さすがの私もびっくりしまして。。。言葉を失ってしまいました。
「え?私?ん?なんか私の頭おかしい?私の記憶がおかしい?いや、私はそんなこと絶対しない。今までもしたことないし、むしろ私はたまにはみんなで遅刻すればいいじゃん!なんて呑気に考えるタイプなんだけど」と何度も何度も思い返しました。
一応、上の人にも周囲の人にも感情的にならず、ありのままの事実を私から説明しました。
でも、誰も信じてくれる人はいませんでした。
いえ、信じてくれた人はいたのかもしれないですが、「信じてくれた、良かった」と私が感じられるぐらいの反応をしてくれる人はいなかったのです。
むしろ「まぁまぁ、言いたい人には言わせておけばいいよ」「そうなんだ💦」「じゃあなんであの人はあんなこと言ってるんだろうね」と返ってくるだけでした。
職場内でも身近な人に事実を説明しましたが「火のない所に煙は立たないのよ」と言われてしまいました。

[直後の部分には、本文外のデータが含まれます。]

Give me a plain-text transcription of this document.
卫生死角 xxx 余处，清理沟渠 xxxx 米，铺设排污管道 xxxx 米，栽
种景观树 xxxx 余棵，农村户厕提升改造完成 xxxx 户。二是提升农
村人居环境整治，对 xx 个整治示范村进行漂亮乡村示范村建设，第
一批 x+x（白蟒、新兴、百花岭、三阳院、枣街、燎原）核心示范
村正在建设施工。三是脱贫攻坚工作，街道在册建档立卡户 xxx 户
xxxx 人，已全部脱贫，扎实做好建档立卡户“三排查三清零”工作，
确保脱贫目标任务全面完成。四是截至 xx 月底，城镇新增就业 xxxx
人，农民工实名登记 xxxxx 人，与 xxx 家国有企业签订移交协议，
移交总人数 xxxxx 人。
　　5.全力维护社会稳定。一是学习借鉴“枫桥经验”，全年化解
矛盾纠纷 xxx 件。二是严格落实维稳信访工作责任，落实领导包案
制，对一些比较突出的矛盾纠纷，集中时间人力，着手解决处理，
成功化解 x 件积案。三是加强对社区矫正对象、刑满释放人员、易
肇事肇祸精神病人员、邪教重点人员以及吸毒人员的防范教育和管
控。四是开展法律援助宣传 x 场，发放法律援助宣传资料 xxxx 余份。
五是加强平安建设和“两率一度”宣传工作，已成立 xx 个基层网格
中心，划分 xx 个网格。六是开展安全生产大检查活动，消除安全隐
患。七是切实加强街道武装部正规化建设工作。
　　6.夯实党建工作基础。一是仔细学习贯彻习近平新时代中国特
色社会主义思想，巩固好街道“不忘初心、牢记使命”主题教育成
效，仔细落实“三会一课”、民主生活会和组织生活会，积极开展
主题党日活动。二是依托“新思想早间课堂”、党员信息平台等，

私はあまり言いたくない言葉ですが「私を信じて欲しい」とハッキリ言う時もありました。
それが私の気持ちだからです。
でも「うんうん、火のない所に煙は立たないからねぇ」でした。
どこに事実があるのでしょうか?
相手が遅刻したことは事実です。
でも、他に事実があるでしょうか?
業務の準備も私がすべてしました。
お互いにニッコリ笑顔で話しは終わったはずです。
私はこれ以上、色々な人に説明しても「言った言わないの水掛け論」になると思い、そのまま悪者として白い目で見られるようになりました。
もともと、相手は評判が悪く、問題児として扱われていたのですが、私もその仲間入りになったわけです。
「火のない所に煙は立たない」
この言葉は、時に人を傷つけます。
この言葉はある意味「お互いに原因がある」と言っているようなものだと私は思うからです。
例えば、「いじめ」に関しても「火のない所に煙は立たない」と言う人がいらっしゃいます。
私は過去、何年にもわたっていじめを受けていました。
「ブス」「クロンぼ」「巨人」
上級生からも同級生からもいじめを受けていました。
何も関わりがないのに、私は、ただただ教室にいるだけなのにどこに原因があるのでしょうか?
顔が原因?色黒が原因?背が高いことが原因?
だからいじめられる。。。
いや、このように生まれてきてしまったのだから対処のしようがないです。
それを「火のない所に」と言われてしまっては何も言えないし、深い悲しみのどん底に落ちます。
むしろ「あなたの存在そのものが原因だ」と言われているようなものです。
話しを聞きたくないという気持ちがきっと「火のない所に」という言葉に繋がっているのだと私は思います。
これを言えば、だいたいは言葉を失って何も言わなくなりますから。
でも、そんな簡単な言葉で片付けないで欲しい。
相手を見て、相手の話しを聞いて欲しい。
そして「火のない所に煙は立たない」という言葉の使う場所を選んで欲しい。
便利な言葉はあっても、時として人を傷つける。
そして、「お互いに原因がある」ことも「ある」けれど、「どちらかに原因があることもある」「どちらかは何もしていない、原因がないこともある」ということを知って欲しいと私は思います。